As emerging deep neural network (DNN) models continue to grow in size, using large GPU clusters to train DNNs is becoming an essential requirement to achieving acceptable training times. In this paper, we consider the case where future increases in cluster size will cause the global batch size that can be used to train models to reach a fundamental limit: beyond a certain point, larger global batch sizes cause sample efficiency to degrade, increasing overall time to accuracy. As a result, to achieve further improvements in training performance, we must instead consider ``strong scaling’’ strategies that hold the global batch size constant and allocate smaller batches to each GPU. Unfortunately, this makes it significantly more difficult to use cluster resources efficiently.

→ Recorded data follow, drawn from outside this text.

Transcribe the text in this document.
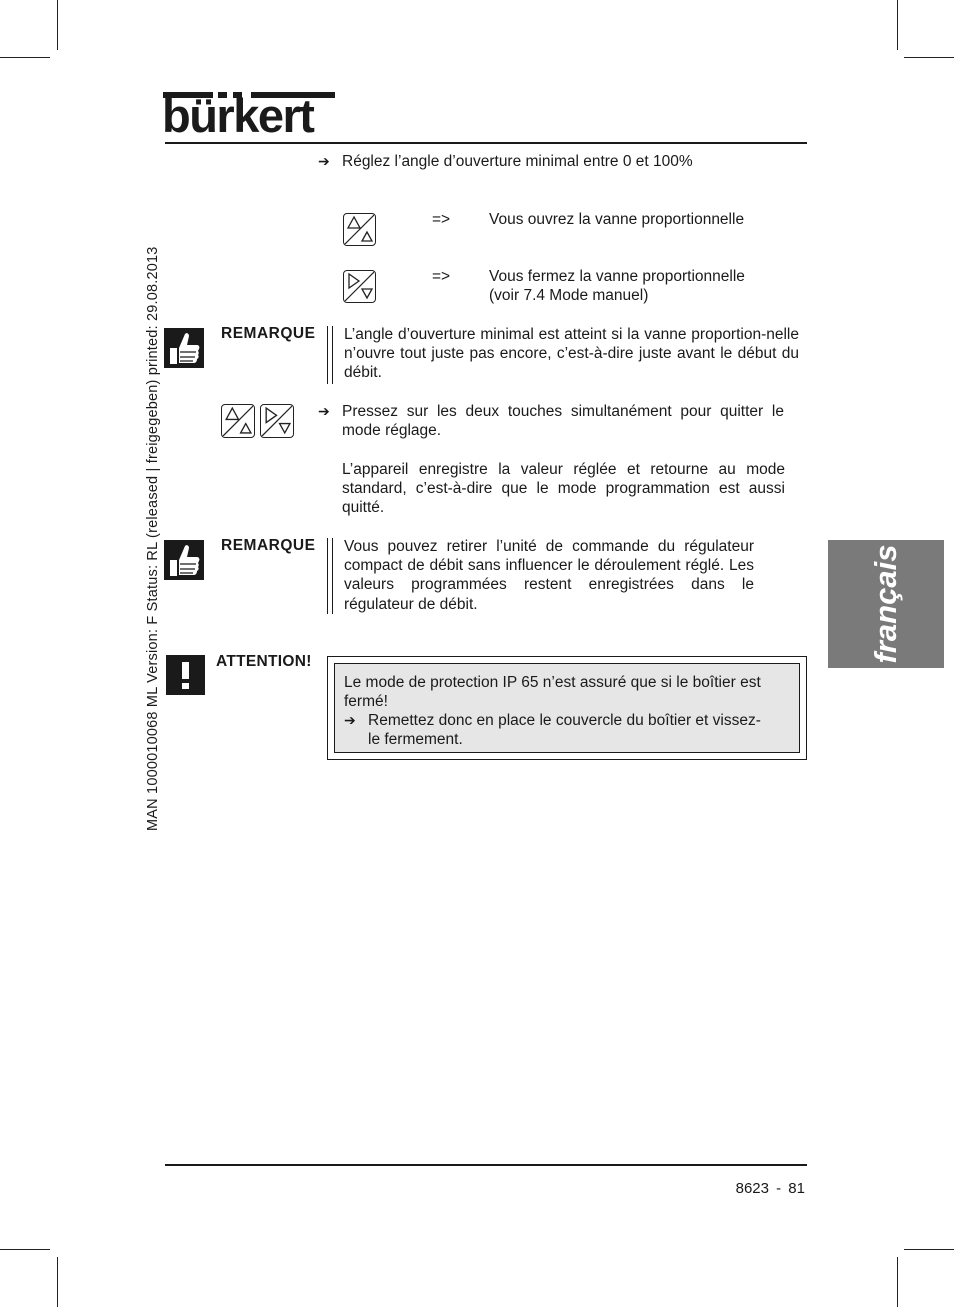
bürkert
➔ Réglez l’angle d’ouverture minimal entre 0 et 100%
=>	Vous ouvrez la vanne proportionnelle
=>	Vous fermez la vanne proportionnelle
(voir 7.4 Mode manuel)
REMARQUE L’angle d’ouverture minimal est atteint si la vanne proportion-nelle n’ouvre tout juste pas encore, c’est-à-dire juste avant le début du débit.
➔ Pressez sur les deux touches simultanément pour quitter le mode réglage.
L’appareil enregistre la valeur réglée et retourne au mode standard, c’est-à-dire que le mode programmation est aussi quitté.
REMARQUE Vous pouvez retirer l’unité de commande du régulateur compact de débit sans influencer le déroulement réglé. Les valeurs programmées restent enregistrées dans le régulateur de débit.
ATTENTION!
Le mode de protection IP 65 n’est assuré que si le boîtier est fermé!
➔ Remettez donc en place le couvercle du boîtier et vissez-le fermement.
français
MAN 1000010068 ML Version: F Status: RL (released | freigegeben) printed: 29.08.2013
8623 - 81
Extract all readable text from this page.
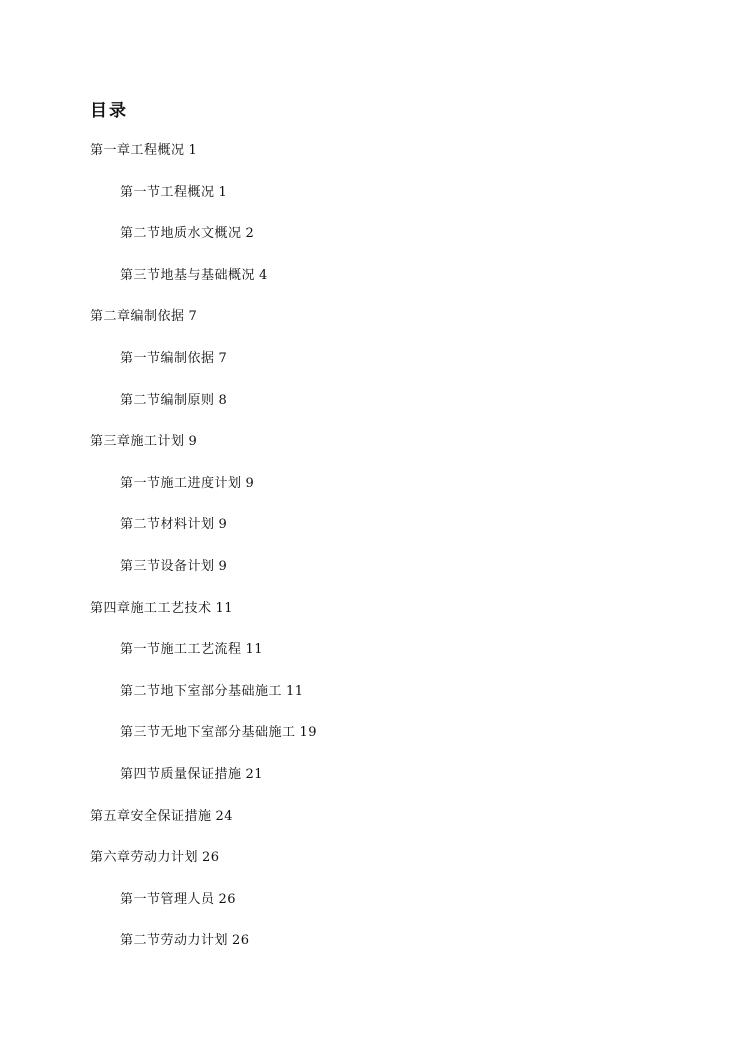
目录
第一章工程概况 1
第一节工程概况 1
第二节地质水文概况 2
第三节地基与基础概况 4
第二章编制依据 7
第一节编制依据 7
第二节编制原则 8
第三章施工计划 9
第一节施工进度计划 9
第二节材料计划 9
第三节设备计划 9
第四章施工工艺技术 11
第一节施工工艺流程 11
第二节地下室部分基础施工 11
第三节无地下室部分基础施工 19
第四节质量保证措施 21
第五章安全保证措施 24
第六章劳动力计划 26
第一节管理人员 26
第二节劳动力计划 26
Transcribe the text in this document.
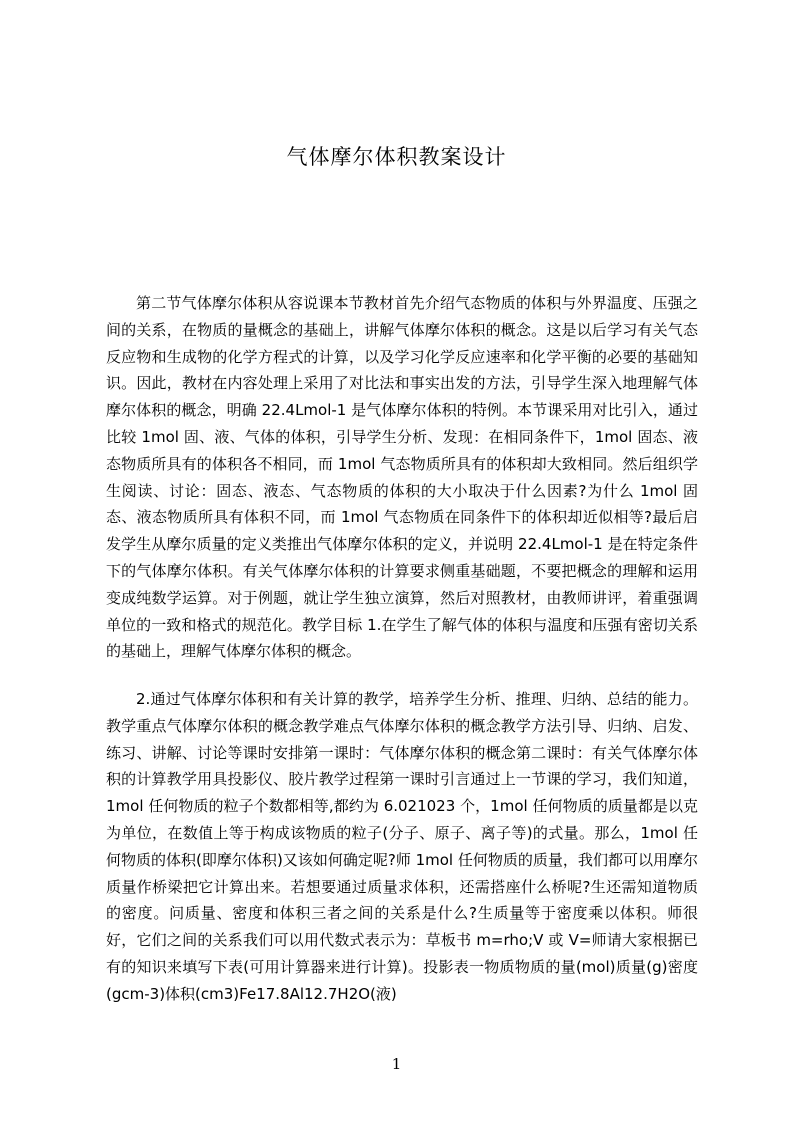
气体摩尔体积教案设计

第二节气体摩尔体积从容说课本节教材首先介绍气态物质的体积与外界温度、压强之间的关系，在物质的量概念的基础上，讲解气体摩尔体积的概念。这是以后学习有关气态反应物和生成物的化学方程式的计算，以及学习化学反应速率和化学平衡的必要的基础知识。因此，教材在内容处理上采用了对比法和事实出发的方法，引导学生深入地理解气体摩尔体积的概念，明确 22.4Lmol-1 是气体摩尔体积的特例。本节课采用对比引入，通过比较 1mol 固、液、气体的体积，引导学生分析、发现：在相同条件下，1mol 固态、液态物质所具有的体积各不相同，而 1mol 气态物质所具有的体积却大致相同。然后组织学生阅读、讨论：固态、液态、气态物质的体积的大小取决于什么因素?为什么 1mol 固态、液态物质所具有体积不同，而 1mol 气态物质在同条件下的体积却近似相等?最后启发学生从摩尔质量的定义类推出气体摩尔体积的定义，并说明 22.4Lmol-1 是在特定条件下的气体摩尔体积。有关气体摩尔体积的计算要求侧重基础题，不要把概念的理解和运用变成纯数学运算。对于例题，就让学生独立演算，然后对照教材，由教师讲评，着重强调单位的一致和格式的规范化。教学目标 1.在学生了解气体的体积与温度和压强有密切关系的基础上，理解气体摩尔体积的概念。

2.通过气体摩尔体积和有关计算的教学，培养学生分析、推理、归纳、总结的能力。教学重点气体摩尔体积的概念教学难点气体摩尔体积的概念教学方法引导、归纳、启发、练习、讲解、讨论等课时安排第一课时：气体摩尔体积的概念第二课时：有关气体摩尔体积的计算教学用具投影仪、胶片教学过程第一课时引言通过上一节课的学习，我们知道，1mol 任何物质的粒子个数都相等,都约为 6.021023 个，1mol 任何物质的质量都是以克为单位，在数值上等于构成该物质的粒子(分子、原子、离子等)的式量。那么，1mol 任何物质的体积(即摩尔体积)又该如何确定呢?师 1mol 任何物质的质量，我们都可以用摩尔质量作桥梁把它计算出来。若想要通过质量求体积，还需搭座什么桥呢?生还需知道物质的密度。问质量、密度和体积三者之间的关系是什么?生质量等于密度乘以体积。师很好，它们之间的关系我们可以用代数式表示为：草板书 m=rho;V 或 V=师请大家根据已有的知识来填写下表(可用计算器来进行计算)。投影表一物质物质的量(mol)质量(g)密度(gcm-3)体积(cm3)Fe17.8Al12.7H2O(液)

1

I present DeepPool, a system that addresses this efficiency challenge through two key ideas. First, Burst parallelism allocates large numbers of GPUs to foreground jobs in bursts to exploit the unevenness in parallelism across layers. Second, GPU multiplexing prioritizes throughput for foreground training jobs, while packing in background training jobs to reclaim underutilized GPU resources, thereby improving cluster-wide utilization. Together, these two ideas enable DeepPool to deliver a 2.2 - 2.4x improvement in total cluster throughput over standard data parallelism with a single task when the cluster scale is large.

Bio:

Seo Jin Park is a postdoc associate at MIT CSAIL, advised by Mohammad Alizadeh. He received PhD in Computer Science in 2019 from Stanford University with John Ousterhout. His research focuses on making cluster-scale parallel systems efficient so that big data applications (e.g., DNN training, analytics) can run 100–1000x faster on the public cloud. Other areas of research are improving blockchain throughput under network bandwidth variability, removing overheads of consistent replication, and building tools for debugging tail latencies. Before coming to Stanford for PhD, he previously received M.Eng. in EECS and B.S. in Computer Science and Mathematics from MIT in 2013.